Barton Fink and Weimar Cinema
October 15th 2008 @ 11:31 pm Uncategorized

First things first. I must comment on the oh-so Jewish hair exemplified in tonight’s screening. And now that that’s out of my system …

Taking a survey of film history course has afforded me a sort of Langlois approach to cinema in comparing my screenings. While my 102 film exposure has been largely (if not entirely) sequential, mix these in with my other screenings and you get a wonderful sort of jumble–the kind that leads to the Cahiers revolution. Not that I am actually comparing myself with the French New Wave … and there goes the snappy introduction to my free-form connection between Barton Fink and Weimar Cinema. 
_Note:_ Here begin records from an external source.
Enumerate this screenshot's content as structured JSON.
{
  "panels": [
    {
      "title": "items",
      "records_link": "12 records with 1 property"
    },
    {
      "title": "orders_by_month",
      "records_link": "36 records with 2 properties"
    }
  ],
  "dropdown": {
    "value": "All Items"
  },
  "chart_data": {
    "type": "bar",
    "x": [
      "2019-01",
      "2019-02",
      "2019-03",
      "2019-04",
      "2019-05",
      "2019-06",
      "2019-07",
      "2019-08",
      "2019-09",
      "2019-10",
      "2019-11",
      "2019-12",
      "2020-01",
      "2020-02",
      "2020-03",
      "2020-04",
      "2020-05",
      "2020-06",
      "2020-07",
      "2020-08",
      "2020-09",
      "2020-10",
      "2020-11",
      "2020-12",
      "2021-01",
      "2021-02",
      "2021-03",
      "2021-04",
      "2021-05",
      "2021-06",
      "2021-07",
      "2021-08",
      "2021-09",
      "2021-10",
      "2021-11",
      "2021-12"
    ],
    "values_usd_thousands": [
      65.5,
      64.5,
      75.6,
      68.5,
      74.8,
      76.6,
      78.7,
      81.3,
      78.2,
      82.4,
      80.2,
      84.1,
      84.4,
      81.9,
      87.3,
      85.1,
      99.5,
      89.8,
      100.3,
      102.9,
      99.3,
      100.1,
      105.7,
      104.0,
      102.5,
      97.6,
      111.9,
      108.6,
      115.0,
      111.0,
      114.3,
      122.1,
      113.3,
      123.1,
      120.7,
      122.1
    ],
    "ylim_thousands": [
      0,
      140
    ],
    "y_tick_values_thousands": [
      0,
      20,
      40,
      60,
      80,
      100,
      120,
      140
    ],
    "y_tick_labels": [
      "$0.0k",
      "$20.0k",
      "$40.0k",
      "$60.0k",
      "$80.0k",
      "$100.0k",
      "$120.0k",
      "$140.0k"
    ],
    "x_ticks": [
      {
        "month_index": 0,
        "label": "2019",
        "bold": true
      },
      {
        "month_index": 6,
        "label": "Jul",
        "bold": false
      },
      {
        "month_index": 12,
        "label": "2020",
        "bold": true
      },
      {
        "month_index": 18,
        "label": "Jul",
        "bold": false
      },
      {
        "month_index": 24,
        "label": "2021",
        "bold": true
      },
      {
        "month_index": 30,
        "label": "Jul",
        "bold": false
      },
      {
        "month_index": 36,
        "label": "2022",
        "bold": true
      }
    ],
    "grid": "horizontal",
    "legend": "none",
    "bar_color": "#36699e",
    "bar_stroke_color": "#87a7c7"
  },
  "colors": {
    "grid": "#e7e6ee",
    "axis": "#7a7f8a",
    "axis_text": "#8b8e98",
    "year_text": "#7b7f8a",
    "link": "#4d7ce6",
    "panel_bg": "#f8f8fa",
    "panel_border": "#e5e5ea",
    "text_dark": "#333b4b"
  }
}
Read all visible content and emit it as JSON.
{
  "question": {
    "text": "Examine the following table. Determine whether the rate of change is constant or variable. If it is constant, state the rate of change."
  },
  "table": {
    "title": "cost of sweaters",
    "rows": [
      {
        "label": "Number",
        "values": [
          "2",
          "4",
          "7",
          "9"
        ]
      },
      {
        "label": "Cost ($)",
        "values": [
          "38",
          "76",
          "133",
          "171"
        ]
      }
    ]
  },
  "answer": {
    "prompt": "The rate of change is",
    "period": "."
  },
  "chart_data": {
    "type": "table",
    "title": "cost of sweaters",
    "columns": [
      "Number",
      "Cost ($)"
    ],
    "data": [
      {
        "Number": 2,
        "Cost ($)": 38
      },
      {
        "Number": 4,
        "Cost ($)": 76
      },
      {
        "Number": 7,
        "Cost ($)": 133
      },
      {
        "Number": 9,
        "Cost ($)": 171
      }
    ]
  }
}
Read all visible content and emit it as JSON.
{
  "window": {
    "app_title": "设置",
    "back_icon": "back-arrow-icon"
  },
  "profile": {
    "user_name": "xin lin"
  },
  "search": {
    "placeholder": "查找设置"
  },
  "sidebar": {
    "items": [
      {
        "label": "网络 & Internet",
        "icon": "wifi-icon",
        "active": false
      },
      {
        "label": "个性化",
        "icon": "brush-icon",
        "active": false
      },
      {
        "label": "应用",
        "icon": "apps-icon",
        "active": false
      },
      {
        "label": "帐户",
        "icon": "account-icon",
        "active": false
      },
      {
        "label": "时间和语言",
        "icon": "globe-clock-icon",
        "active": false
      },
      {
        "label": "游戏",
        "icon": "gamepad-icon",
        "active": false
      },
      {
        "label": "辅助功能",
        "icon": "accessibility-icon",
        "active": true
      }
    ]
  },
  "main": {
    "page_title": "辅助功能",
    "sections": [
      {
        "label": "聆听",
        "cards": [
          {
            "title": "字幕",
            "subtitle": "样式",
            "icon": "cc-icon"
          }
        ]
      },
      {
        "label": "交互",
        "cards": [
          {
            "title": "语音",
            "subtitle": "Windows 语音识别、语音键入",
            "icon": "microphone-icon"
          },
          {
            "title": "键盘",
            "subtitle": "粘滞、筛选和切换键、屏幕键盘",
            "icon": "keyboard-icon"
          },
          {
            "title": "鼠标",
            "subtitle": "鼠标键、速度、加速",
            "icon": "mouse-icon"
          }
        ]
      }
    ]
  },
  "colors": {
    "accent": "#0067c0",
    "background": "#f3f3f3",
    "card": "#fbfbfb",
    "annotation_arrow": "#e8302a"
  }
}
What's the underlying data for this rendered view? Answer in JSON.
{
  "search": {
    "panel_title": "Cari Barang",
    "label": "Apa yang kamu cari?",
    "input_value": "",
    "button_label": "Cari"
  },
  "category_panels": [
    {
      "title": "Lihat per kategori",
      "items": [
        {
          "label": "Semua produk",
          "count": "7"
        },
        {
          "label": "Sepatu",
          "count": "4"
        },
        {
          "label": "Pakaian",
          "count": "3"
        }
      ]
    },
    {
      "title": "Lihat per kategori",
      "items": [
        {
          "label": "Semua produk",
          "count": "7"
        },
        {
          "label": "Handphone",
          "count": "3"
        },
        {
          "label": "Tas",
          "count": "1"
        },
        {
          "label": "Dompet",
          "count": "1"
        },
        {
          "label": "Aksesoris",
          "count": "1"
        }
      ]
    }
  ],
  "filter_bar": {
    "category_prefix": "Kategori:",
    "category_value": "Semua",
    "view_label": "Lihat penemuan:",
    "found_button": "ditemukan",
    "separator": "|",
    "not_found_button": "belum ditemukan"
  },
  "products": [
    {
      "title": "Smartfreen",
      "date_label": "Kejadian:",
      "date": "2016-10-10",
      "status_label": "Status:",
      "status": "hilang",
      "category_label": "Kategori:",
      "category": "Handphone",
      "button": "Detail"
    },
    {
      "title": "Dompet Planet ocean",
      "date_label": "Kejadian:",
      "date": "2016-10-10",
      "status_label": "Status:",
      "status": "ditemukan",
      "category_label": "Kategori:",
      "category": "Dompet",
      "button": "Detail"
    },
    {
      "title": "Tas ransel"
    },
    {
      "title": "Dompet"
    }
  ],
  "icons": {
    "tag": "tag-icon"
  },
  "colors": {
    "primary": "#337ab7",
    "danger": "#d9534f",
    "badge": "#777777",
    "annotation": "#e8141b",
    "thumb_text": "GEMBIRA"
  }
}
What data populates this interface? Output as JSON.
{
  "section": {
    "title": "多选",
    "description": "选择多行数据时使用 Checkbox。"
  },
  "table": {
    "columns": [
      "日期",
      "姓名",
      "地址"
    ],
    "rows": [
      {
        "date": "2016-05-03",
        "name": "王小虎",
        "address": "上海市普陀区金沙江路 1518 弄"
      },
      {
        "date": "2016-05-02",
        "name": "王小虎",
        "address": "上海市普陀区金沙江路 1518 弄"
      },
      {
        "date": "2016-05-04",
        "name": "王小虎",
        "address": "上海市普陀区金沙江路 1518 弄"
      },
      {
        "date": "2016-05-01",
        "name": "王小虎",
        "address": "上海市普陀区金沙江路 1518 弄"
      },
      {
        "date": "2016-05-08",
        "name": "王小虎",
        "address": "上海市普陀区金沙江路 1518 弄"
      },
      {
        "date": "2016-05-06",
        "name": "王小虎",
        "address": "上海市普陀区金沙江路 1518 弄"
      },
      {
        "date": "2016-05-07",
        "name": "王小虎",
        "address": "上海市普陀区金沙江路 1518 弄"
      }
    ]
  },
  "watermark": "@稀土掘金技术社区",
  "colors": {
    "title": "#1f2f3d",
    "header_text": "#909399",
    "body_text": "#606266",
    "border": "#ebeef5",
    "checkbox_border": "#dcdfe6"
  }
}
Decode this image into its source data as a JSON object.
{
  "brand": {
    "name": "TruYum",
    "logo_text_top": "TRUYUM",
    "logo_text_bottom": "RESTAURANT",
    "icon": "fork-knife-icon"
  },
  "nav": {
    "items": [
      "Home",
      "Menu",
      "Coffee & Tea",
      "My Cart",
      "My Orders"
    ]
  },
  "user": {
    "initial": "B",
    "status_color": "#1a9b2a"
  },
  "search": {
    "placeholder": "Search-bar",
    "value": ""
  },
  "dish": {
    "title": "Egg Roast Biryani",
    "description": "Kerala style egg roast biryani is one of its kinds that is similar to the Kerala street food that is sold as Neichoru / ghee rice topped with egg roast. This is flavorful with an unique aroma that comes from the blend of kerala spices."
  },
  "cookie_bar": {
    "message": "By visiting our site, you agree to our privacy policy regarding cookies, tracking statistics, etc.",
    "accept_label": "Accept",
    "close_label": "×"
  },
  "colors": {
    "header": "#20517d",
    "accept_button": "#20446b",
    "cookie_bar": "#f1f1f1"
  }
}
There seems to me to be quite a few parallels between Barton Fink and early German cinema, especially Expressionism and Kammerspiel. For the first, the setting is as, if not more, important than the character’s actions, and is the only concrete place where these events could possibly have “logical” causality and cohesion. For the second, there is attention to urban circumstance, interior character life, unity of place and time with relatively few characters and locations.  Barton Fink seems to use sound in many of the same ways that Fritz Lang did in M. In other words, not just as a montage element, but to visualize the interior lives of it’s tortured characters. Here’s a taste, for those of you who haven’t seen it … 

Similarly to the treatment of ordinary sounds as signifiers (the extra long ringing of the bell), ordinary objects become sinister portents. The peeling wallpaper, dripping glue and the dribbling sweat–each seem more than just odd. They physicalize the interior lives of the characters in a disturbing way. My ultimate question is, whose interior life? The obvious choice seems to be the namesake of the film: Barton Fink. He is unquestionably our protagonist. However, I can see how an argument could be made for the hallway fire externalizing Charlie Meadow’s psyche instead. That is, of course, if he is really a murdering madman. The sum of my ramblings seems to be: Is the character Barton Fink entirely determining of the point of view of Barton Fink?